InvDiff: Invariant Guidance for Bias Mitigation in Diffusion Models

Source

Status And Credibility

InvDiff was posted to arXiv on 2024-12-11. The TimeCraft README labels it as a KDD 2025 paper. It is included in this ingest because TimeCraft references it as a general diffusion technique. The main paper is text-to-image, but it includes a narrow time-series forecasting experiment.

Core Claim

InvDiff mitigates unknown biases in pretrained text-to-image diffusion models without auxiliary bias annotations. It infers latent bias environments through a max-min objective and trains a lightweight module to guide sampling toward invariant semantic information.

Time-Series Relevance

InvDiff is mostly adjacent rather than direct TSFM evidence. Its useful idea for time-series generation is invariant guidance: a generator may need to preserve task-relevant semantics while reducing spurious correlations. For time series, that could translate to reducing shortcut dependence on cohort, season, dataset identity, or prompt artifacts. The paper includes a limited OOD probabilistic time-series forecasting experiment on AusElec using TimeGrad and CRPS; treat that as narrow domain-shift and bias-mitigation evidence for forecasting, not as broad time-series generation or TSFM evidence.

Evidence And Results

The paper evaluates Waterbirds, CelebA, and FairFace image-generation settings with bias, CLIP-T, FID, and recall metrics.

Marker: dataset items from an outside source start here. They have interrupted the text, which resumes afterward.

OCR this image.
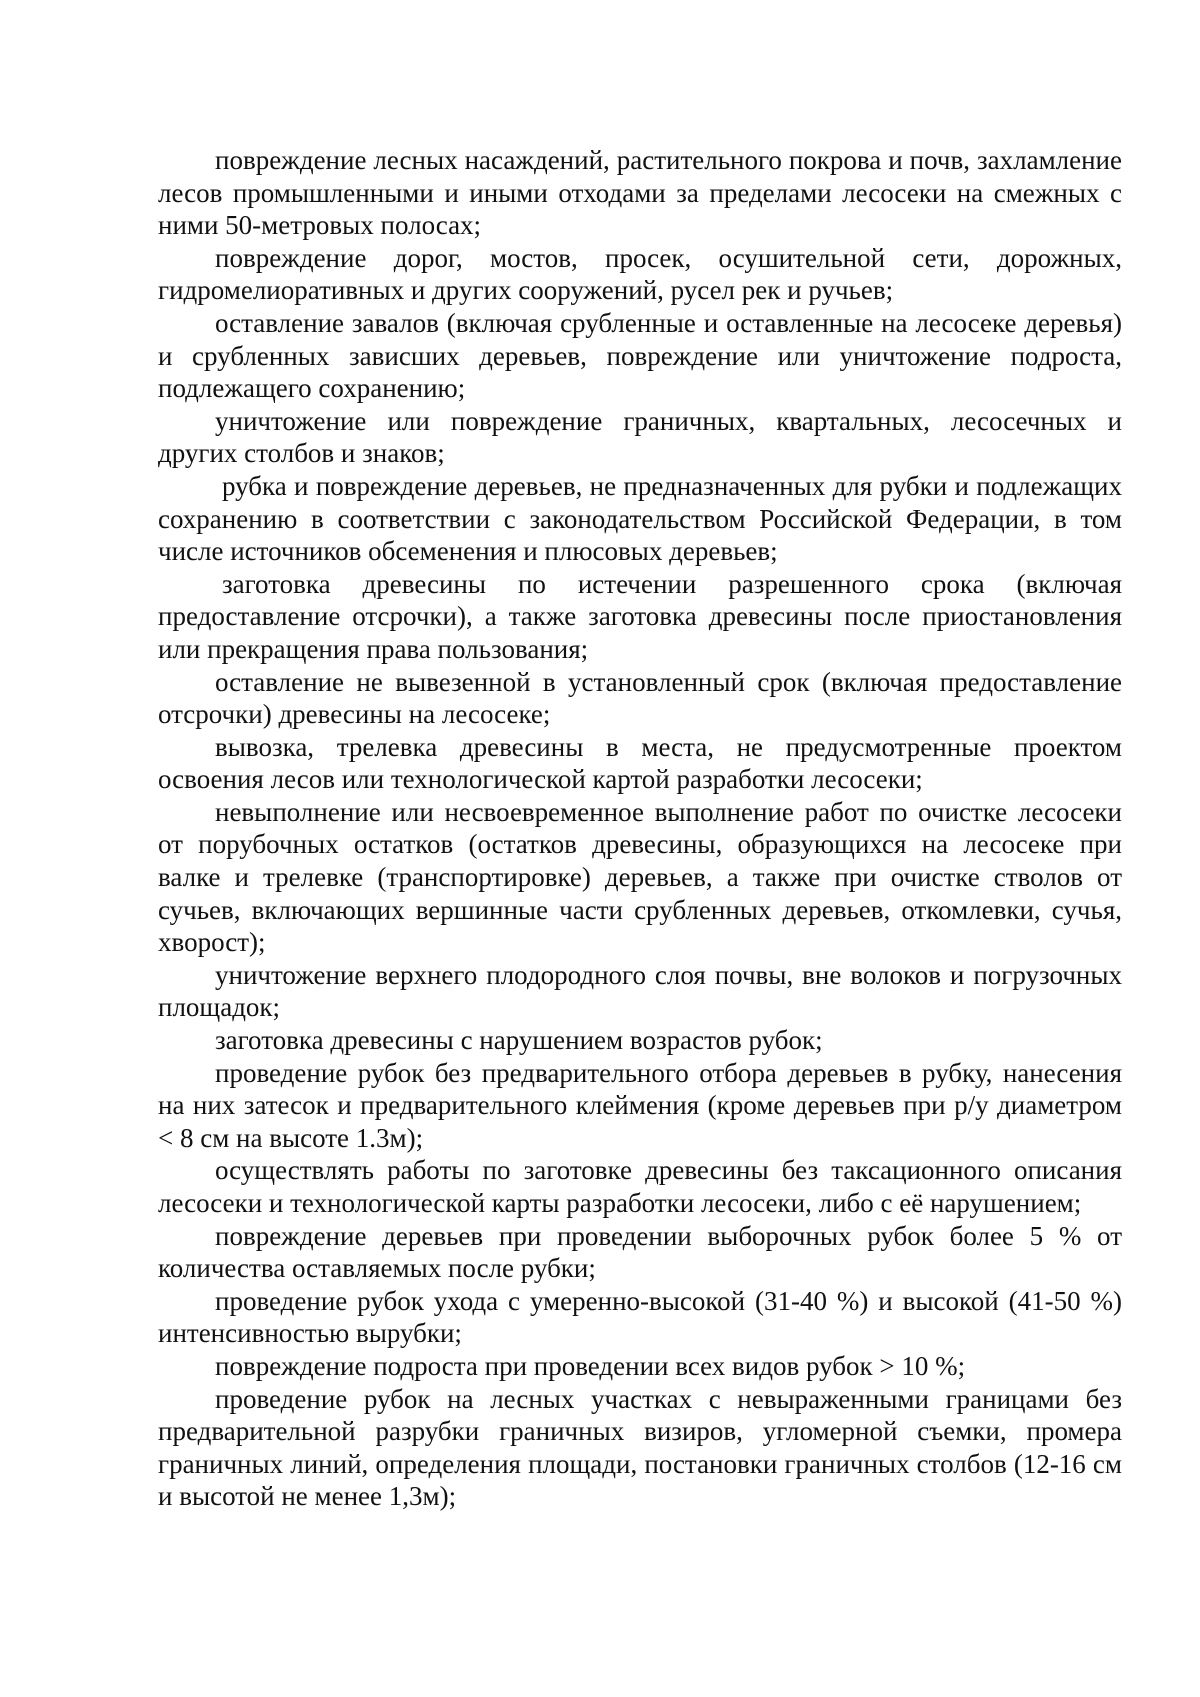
повреждение лесных насаждений, растительного покрова и почв, захламление лесов промышленными и иными отходами за пределами лесосеки на смежных с ними 50-метровых полосах;

повреждение дорог, мостов, просек, осушительной сети, дорожных, гидромелиоративных и других сооружений, русел рек и ручьев;

оставление завалов (включая срубленные и оставленные на лесосеке деревья) и срубленных зависших деревьев, повреждение или уничтожение подроста, подлежащего сохранению;

уничтожение или повреждение граничных, квартальных, лесосечных и других столбов и знаков;

рубка и повреждение деревьев, не предназначенных для рубки и подлежащих сохранению в соответствии с законодательством Российской Федерации, в том числе источников обсеменения и плюсовых деревьев;

заготовка древесины по истечении разрешенного срока (включая предоставление отсрочки), а также заготовка древесины после приостановления или прекращения права пользования;

оставление не вывезенной в установленный срок (включая предоставление отсрочки) древесины на лесосеке;

вывозка, трелевка древесины в места, не предусмотренные проектом освоения лесов или технологической картой разработки лесосеки;

невыполнение или несвоевременное выполнение работ по очистке лесосеки от порубочных остатков (остатков древесины, образующихся на лесосеке при валке и трелевке (транспортировке) деревьев, а также при очистке стволов от сучьев, включающих вершинные части срубленных деревьев, откомлевки, сучья, хворост);

уничтожение верхнего плодородного слоя почвы, вне волоков и погрузочных площадок;

заготовка древесины с нарушением возрастов рубок;

проведение рубок без предварительного отбора деревьев в рубку, нанесения на них затесок и предварительного клеймения (кроме деревьев при р/у диаметром < 8 см на высоте 1.3м);

осуществлять работы по заготовке древесины без таксационного описания лесосеки и технологической карты разработки лесосеки, либо с её нарушением;

повреждение деревьев при проведении выборочных рубок более 5 % от количества оставляемых после рубки;

проведение рубок ухода с умеренно-высокой (31-40 %) и высокой (41-50 %) интенсивностью вырубки;

повреждение подроста при проведении всех видов рубок > 10 %;

проведение рубок на лесных участках с невыраженными границами без предварительной разрубки граничных визиров, угломерной съемки, промера граничных линий, определения площади, постановки граничных столбов (12-16 см и высотой не менее 1,3м);
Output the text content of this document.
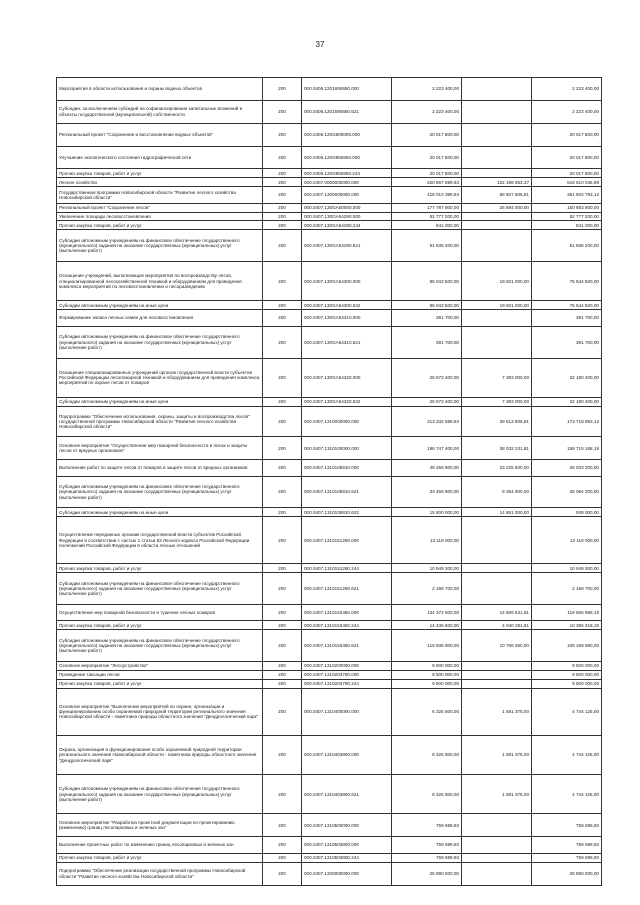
37
Мероприятия в области использования и охраны водных объектов	200	000.0406.1201690650.000	2 223 400,00		2 223 400,00
Субсидии, за исключением субсидий на софинансирование капитальных вложений в объекты государственной (муниципальной) собственности	200	000.0406.1201690650.521	2 223 400,00		2 223 400,00
Региональный проект "Сохранение и восстановление водных объектов"	200	000.0406.120G800000.000	20 017 800,00		20 017 800,00
Улучшение экологического состояния гидрографической сети	200	000.0406.120G850650.000	20 017 800,00		20 017 800,00
Прочая закупка товаров, работ и услуг	200	000.0406.120G850650.244	20 017 800,00		20 017 800,00
Лесное хозяйство	200	000.0407.0000000000.000	620 867 899,93	102 196 853,37	518 610 045,98
Государственная программа Новосибирской области "Развитие лесного хозяйства Новосибирской области"	200	000.0407.1300000000.000	418 010 399,93	66 507 606,81	351 502 793,12
Региональный проект "Сохранение лесов"	200	000.0407.130GA00000.000	177 787 800,00	26 894 000,00	150 893 800,00
Увеличение площади лесовосстановления	200	000.0407.130GA54290.000	52 777 200,00		52 777 200,00
Прочая закупка товаров, работ и услуг	200	000.0407.130GA54290.244	841 000,00		841 000,00
Субсидии автономным учреждениям на финансовое обеспечение государственного (муниципального) задания на оказание государственных (муниципальных) услуг (выполнение работ)	200	000.0407.130GA54290.621	51 936 200,00		51 936 200,00
Оснащение учреждений, выполняющих мероприятия по воспроизводству лесов, специализированной лесохозяйственной техникой и оборудованием для проведения комплекса мероприятий по лесовосстановлению и лесоразведению	200	000.0407.130GA54300.000	95 043 500,00	19 501 000,00	75 544 500,00
Субсидии автономным учреждениям на иные цели	200	000.0407.130GA54300.622	95 043 500,00	19 501 000,00	75 544 500,00
Формирование запаса лесных семян для лесовосстановления	200	000.0407.130GA54310.000	391 700,00		391 700,00
Субсидии автономным учреждениям на финансовое обеспечение государственного (муниципального) задания на оказание государственных (муниципальных) услуг (выполнение работ)	200	000.0407.130GA54310.621	391 700,00		391 700,00
Оснащение специализированных учреждений органов государственной власти субъектов Российской Федерации лесопожарной техникой и оборудованием для проведения комплекса мероприятий по охране лесов от пожаров	200	000.0407.130GA54320.000	29 573 400,00	7 393 000,00	22 180 400,00
Субсидии автономным учреждениям на иные цели	200	000.0407.130GA54320.622	29 573 400,00	7 393 000,00	22 180 400,00
Подпрограмма "Обеспечение использования, охраны, защиты и воспроизводства лесов" государственной программы Новосибирской области "Развитие лесного хозяйства Новосибирской области"	200	000.0407.1310000000.000	213 332 599,93	39 613 606,81	173 718 993,12
Основное мероприятие "Осуществление мер пожарной безопасности в лесах и защиты лесов от вредных организмов"	200	000.0407.1310100000.000	196 747 400,00	38 032 231,81	158 715 168,19
Выполнение работ по защите лесов от пожаров и защите лесов от вредных организмов	200	000.0407.1310108810.000	49 258 900,00	23 225 600,00	26 033 300,00
Субсидии автономным учреждениям на финансовое обеспечение государственного (муниципального) задания на оказание государственных (муниципальных) услуг (выполнение работ)	200	000.0407.1310108810.621	33 458 900,00	8 364 600,00	25 094 300,00
Субсидии автономным учреждениям на иные цели	200	000.0407.1310108810.622	15 800 000,00	14 861 000,00	939 000,00
Осуществление переданных органам государственной власти субъектов Российской Федерации в соответствии с частью 1 статьи 83 Лесного кодекса Российской Федерации полномочий Российской Федерации в области лесных отношений	200	000.0407.1310151290.000	13 118 000,00		13 118 000,00
Прочая закупка товаров, работ и услуг	200	000.0407.1310151290.244	10 949 300,00		10 949 300,00
Субсидии автономным учреждениям на финансовое обеспечение государственного (муниципального) задания на оказание государственных (муниципальных) услуг (выполнение работ)	200	000.0407.1310151290.621	2 168 700,00		2 168 700,00
Осуществление мер пожарной безопасности и тушение лесных пожаров	200	000.0407.1310153450.000	134 372 500,00	14 806 631,81	119 565 868,19
Прочая закупка товаров, работ и услуг	200	000.0407.1310153450.244	14 436 600,00	4 040 281,81	10 396 318,19
Субсидии автономным учреждениям на финансовое обеспечение государственного (муниципального) задания на оказание государственных (муниципальных) услуг (выполнение работ)	200	000.0407.1310153450.621	119 935 900,00	10 766 350,00	109 169 550,00
Основное мероприятие "Лесоустройство"	200	000.0407.1310200000.000	9 500 000,00		9 500 000,00
Проведение таксации лесов	200	000.0407.1310203790.000	9 500 000,00		9 500 000,00
Прочая закупка товаров, работ и услуг	200	000.0407.1310203790.244	9 500 000,00		9 500 000,00
Основное мероприятие "Выполнение мероприятий по охране, организации и функционированию особо охраняемой природной территории регионального значения Новосибирской области - памятника природы областного значения "Дендрологический парк"	200	000.0407.1310400000.000	6 325 500,00	1 581 375,00	4 744 125,00
Охрана, организация и функционирование особо охраняемой природной территории регионального значения Новосибирской области - памятника природы областного значения "Дендрологический парк"	200	000.0407.1310403800.000	6 325 500,00	1 581 375,00	4 744 125,00
Субсидии автономным учреждениям на финансовое обеспечение государственного (муниципального) задания на оказание государственных (муниципальных) услуг (выполнение работ)	200	000.0407.1310403800.621	6 325 500,00	1 581 375,00	4 744 125,00
Основное мероприятие "Разработка проектной документации по проектированию (изменению) границ лесопарковых и зеленых зон"	200	000.0407.1310500000.000	759 699,93		759 699,93
Выполнение проектных работ по изменению границ лесопарковых и зеленых зон	200	000.0407.1310503800.000	759 699,93		759 699,93
Прочая закупка товаров, работ и услуг	200	000.0407.1310503800.244	759 699,93		759 699,93
Подпрограмма "Обеспечение реализации государственной программы Новосибирской области "Развитие лесного хозяйства Новосибирской области"	200	000.0407.1320000000.000	26 890 000,00		26 890 000,00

It reports bias reduction while maintaining generation quality, with a small trainable module rather than full diffusion-model retraining. The AusElec time-series experiment is much narrower and evaluates OOD probabilistic forecasting with TimeGrad.

Limitations

  • InvDiff is primarily a text-to-image diffusion paper, not a time-series generation paper.
  • The bias metrics and datasets are visual/social-attribute settings; direct transfer to temporal data is unproven.
  • The AusElec experiment uses month/holiday/domain shifts, not actions, control inputs, or interventions.
  • Invariant guidance can hide failure modes if the chosen invariant signal is incomplete or misaligned.

Foundation TSFM Relevance

Agenda slotVerdictEvidenceMissing pieces
Benchmark hygiene and biasadjacentProvides a diffusion-side invariant-guidance pattern for reducing unknown biases, plus a narrow AusElec/TimeGrad OOD forecasting experiment.Needs broader time-series tests for dataset identity, cohort shift, seasonality shortcuts, and rare regimes.
Time-series generationinsufficient evidenceThe numeric experiment is OOD probabilistic forecasting, not generation of synthetic time-series corpora.Must be adapted and evaluated on temporal generation before counting as TSFM generation evidence.